Adverse outcomes after arthroscopic partial meniscectomy: a study of 700 000 procedures in the national Hospital Episode Statistics database for England.

Lancet 2018 11 24;392(10160):2194-2202. Epub 2018 Sep 24.

Nuffield Department of Orthopaedics, Rheumatology and Musculoskeletal Sciences, University of Oxford, Oxford, UK.

Background: Arthroscopic partial meniscectomy is one of the most common orthopaedic procedures worldwide. Clinical trial evidence published in the past 6 years, however, has raised questions about the effectiveness of the procedure in some patient groups. In view of concerns about potential overuse, we aimed to establish the true risk of serious complications after arthroscopic partial meniscectomy.
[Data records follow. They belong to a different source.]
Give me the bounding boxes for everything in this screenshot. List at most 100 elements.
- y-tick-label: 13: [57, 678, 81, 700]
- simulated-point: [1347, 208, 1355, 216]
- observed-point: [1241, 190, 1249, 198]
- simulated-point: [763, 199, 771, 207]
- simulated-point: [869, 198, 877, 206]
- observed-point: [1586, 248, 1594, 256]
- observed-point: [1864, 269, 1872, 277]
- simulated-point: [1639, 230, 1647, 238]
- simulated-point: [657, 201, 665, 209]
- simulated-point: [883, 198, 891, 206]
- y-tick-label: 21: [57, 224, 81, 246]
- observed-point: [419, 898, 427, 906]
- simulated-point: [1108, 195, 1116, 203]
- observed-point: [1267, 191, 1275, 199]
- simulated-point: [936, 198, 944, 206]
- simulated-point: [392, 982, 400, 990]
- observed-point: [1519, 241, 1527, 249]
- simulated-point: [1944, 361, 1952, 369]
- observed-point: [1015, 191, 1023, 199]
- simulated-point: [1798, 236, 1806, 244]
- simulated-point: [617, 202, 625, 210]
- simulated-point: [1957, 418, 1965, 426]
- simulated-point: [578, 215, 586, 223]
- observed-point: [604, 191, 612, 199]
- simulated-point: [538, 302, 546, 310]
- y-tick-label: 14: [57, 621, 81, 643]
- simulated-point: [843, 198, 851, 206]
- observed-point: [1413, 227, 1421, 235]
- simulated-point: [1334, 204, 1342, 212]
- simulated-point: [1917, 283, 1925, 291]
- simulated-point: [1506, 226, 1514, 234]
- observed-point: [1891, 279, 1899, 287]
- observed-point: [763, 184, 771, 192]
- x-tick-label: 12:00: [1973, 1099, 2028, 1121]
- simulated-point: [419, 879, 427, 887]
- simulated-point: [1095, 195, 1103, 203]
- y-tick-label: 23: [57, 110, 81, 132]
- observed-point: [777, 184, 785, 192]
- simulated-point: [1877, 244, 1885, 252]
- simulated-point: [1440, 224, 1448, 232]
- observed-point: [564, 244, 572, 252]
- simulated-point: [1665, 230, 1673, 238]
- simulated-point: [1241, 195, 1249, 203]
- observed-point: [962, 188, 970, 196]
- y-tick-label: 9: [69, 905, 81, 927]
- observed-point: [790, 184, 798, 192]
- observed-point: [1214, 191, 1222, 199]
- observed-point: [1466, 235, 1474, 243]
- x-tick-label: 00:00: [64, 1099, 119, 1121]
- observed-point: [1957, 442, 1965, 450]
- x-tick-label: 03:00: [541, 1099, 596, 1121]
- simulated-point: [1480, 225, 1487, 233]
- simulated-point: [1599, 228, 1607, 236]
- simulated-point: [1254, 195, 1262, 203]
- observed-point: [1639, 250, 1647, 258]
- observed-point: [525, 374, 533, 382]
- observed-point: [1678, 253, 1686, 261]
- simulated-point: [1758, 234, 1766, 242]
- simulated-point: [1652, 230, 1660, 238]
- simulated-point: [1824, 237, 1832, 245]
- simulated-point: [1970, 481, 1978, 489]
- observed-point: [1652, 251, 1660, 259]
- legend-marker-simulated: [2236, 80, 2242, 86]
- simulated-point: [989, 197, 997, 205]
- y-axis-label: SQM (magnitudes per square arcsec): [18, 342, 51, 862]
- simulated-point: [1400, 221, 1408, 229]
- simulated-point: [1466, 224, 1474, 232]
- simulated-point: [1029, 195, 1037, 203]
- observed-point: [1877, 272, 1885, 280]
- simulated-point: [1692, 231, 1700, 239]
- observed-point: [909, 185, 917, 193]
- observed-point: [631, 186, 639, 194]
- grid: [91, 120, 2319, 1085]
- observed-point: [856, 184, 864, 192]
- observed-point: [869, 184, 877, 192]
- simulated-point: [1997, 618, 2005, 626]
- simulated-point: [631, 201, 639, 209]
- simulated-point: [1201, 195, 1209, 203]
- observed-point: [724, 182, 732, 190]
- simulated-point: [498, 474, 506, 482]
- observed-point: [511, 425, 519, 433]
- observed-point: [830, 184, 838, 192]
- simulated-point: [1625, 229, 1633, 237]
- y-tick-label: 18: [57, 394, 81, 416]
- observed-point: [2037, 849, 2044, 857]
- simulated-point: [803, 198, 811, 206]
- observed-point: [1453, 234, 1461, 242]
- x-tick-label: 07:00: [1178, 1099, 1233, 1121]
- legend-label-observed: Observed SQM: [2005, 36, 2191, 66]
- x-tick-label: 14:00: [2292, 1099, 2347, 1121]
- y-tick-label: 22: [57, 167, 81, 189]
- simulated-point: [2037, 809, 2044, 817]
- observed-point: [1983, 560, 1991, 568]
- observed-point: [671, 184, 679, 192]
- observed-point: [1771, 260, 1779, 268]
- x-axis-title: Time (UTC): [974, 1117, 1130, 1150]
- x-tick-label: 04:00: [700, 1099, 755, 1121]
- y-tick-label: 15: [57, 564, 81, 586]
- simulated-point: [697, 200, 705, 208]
Methods: We analysed national Hospital Episode Statistics data for all arthroscopic partial meniscectomies done in England between April 1, 1997, and March 31, 2017. Simultaneous or staged (within 6 months) bilateral cases were excluded. We identified complications occurring in the 90 days after the index procedure. The primary outcome was the occurrence of at least one serious complication within 90 days, which was defined as either myocardial infarction, stroke, pulmonary embolism, infection requiring surgery, fasciotomy, neurovascular injury, or death. Logistic regression modelling was used to identify factors associated with complications and, when possible, risk was compared with general population data.
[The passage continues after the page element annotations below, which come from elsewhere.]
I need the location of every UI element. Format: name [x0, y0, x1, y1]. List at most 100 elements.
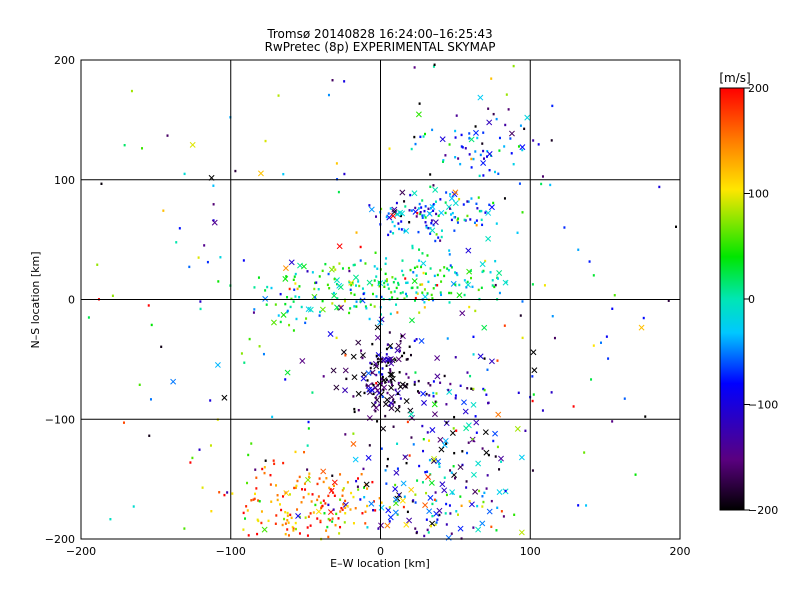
data-point-x	[403, 227, 410, 234]
data-point	[413, 66, 416, 69]
data-point	[476, 136, 479, 140]
data-point	[498, 291, 501, 295]
data-point	[366, 504, 369, 508]
data-point-x	[411, 278, 418, 285]
data-point	[448, 249, 451, 252]
data-point	[470, 387, 473, 390]
data-point	[366, 526, 369, 529]
data-point-x	[392, 509, 399, 516]
chart-subtitle: RwPretec (8p) EXPERIMENTAL SKYMAP	[265, 40, 496, 54]
data-point	[438, 513, 441, 517]
data-point	[387, 233, 390, 237]
data-point	[247, 534, 250, 537]
data-point	[255, 476, 258, 479]
data-point	[550, 139, 553, 142]
data-point	[257, 499, 260, 502]
data-point	[339, 473, 342, 476]
data-point-x	[261, 526, 268, 533]
data-point	[377, 282, 380, 285]
data-point	[387, 361, 390, 364]
data-point	[405, 292, 408, 296]
data-point	[380, 207, 383, 211]
data-point	[270, 286, 273, 290]
data-point	[398, 227, 401, 231]
data-point	[319, 310, 322, 314]
data-point	[332, 508, 335, 511]
data-point-x	[473, 129, 479, 136]
data-point	[326, 525, 329, 529]
data-point-x	[438, 209, 445, 216]
data-point-x	[360, 352, 366, 359]
data-point	[360, 473, 363, 476]
data-point-x	[438, 446, 445, 453]
data-point	[418, 464, 421, 468]
data-point-x	[336, 243, 343, 250]
data-point	[396, 392, 399, 396]
data-point	[394, 358, 397, 362]
data-point	[401, 354, 404, 358]
data-point	[563, 226, 566, 229]
data-point	[345, 377, 348, 381]
data-point	[448, 504, 451, 507]
data-point	[373, 279, 376, 282]
data-point	[279, 292, 282, 296]
data-point	[480, 286, 483, 290]
colorbar-tick-label: 100	[748, 188, 769, 201]
data-point	[357, 488, 360, 491]
data-point	[325, 477, 328, 480]
data-point	[448, 301, 451, 304]
data-point	[375, 382, 378, 385]
data-point	[269, 483, 272, 486]
data-point	[199, 307, 202, 311]
x-tick-label: 100	[520, 545, 541, 558]
data-point	[417, 379, 420, 383]
data-point	[414, 371, 417, 374]
data-point	[384, 381, 387, 384]
data-point	[456, 273, 459, 277]
data-point-x	[518, 454, 525, 461]
data-point	[318, 477, 321, 480]
data-point	[464, 147, 467, 150]
data-point-x	[475, 526, 482, 533]
data-point	[258, 345, 261, 348]
data-point	[293, 288, 296, 291]
data-point	[339, 510, 342, 513]
data-point	[485, 155, 488, 158]
data-point	[428, 439, 431, 442]
data-point-x	[342, 387, 348, 394]
data-point	[340, 506, 343, 510]
data-point	[410, 436, 413, 439]
data-point	[432, 380, 435, 383]
data-point	[521, 148, 524, 152]
data-point	[360, 349, 363, 352]
data-point-x	[381, 377, 388, 384]
data-point	[375, 275, 378, 278]
data-point-x	[368, 206, 375, 213]
data-point-x	[472, 488, 479, 495]
data-point	[294, 521, 297, 525]
data-point	[517, 145, 520, 148]
data-point-x	[530, 349, 537, 356]
data-point	[427, 531, 430, 534]
data-point	[453, 216, 456, 219]
data-point	[298, 475, 301, 479]
data-point-x	[399, 497, 406, 504]
data-point	[286, 519, 289, 522]
data-point	[387, 380, 390, 383]
data-point	[394, 277, 397, 281]
data-point	[532, 393, 535, 396]
data-point	[494, 170, 497, 174]
data-point	[309, 512, 312, 515]
data-point	[433, 274, 436, 278]
data-point	[344, 433, 347, 436]
data-point	[388, 331, 391, 334]
data-point	[304, 516, 307, 519]
data-point	[449, 512, 452, 515]
data-point	[446, 337, 449, 340]
data-point	[253, 286, 256, 289]
data-point	[496, 445, 499, 449]
data-point-x	[320, 468, 327, 475]
data-point	[469, 374, 472, 378]
data-point-x	[457, 525, 464, 532]
data-point	[296, 508, 299, 511]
Findings: During the study period 1 088 782 arthroscopic partial meniscectomies were done, 699 965 of which were eligible for analysis. Within 90 days, serious complications occurred in 2218 (0·317% [95% CI 0·304-0·330]) cases, including 546 pulmonary embolisms (0·078% [95% CI 0·072-0·085]) and 944 infections necessitating further surgery (0·135% [95% CI 0·126-0·144]). Increasing age (adjusted odds ratio [OR] 1·247 per decade [95% CI 1·208-1·288) and modified Charlson comorbidity index (adjusted OR 1·860 per 10 units [95% CI 1·708-2·042]) were associated with an increased risk of serious complications. Female sex was associated with a reduced risk of serious complications (adjusted OR 0·640 [95% CI 0·580-0·705). The risk of mortality fell over time (adjusted OR 0·965 per year [95% CI 0·937-0·994]). Mortality, myocardial infarction, and stroke occurred less frequently in the study cohort than in the general population. The risks of infection and pulmonary embolism did not change during the study, and were significantly higher in the study cohort than in the general population. For every 1390 (95% CI 1272-1532) fewer knee arthroscopies done, one pulmonary embolism could be prevented. For every 749 (95% CI 704-801) fewer procedures done, one native knee joint infection could be prevented.

Interpretation: Overall, the risk associated with undergoing arthroscopic partial meniscectomy was low. However, some rare but serious complications (including pulmonary embolism and infection) are associated with the procedure, and the risks have not fallen with time. In view of uncertainty about the effectiveness of arthroscopic partial meniscectomy, an appreciation of relative risks is crucial for patients and clinicians. Our data provide a basis for decision making and consent.

Funding: UK National Institute for Health Research.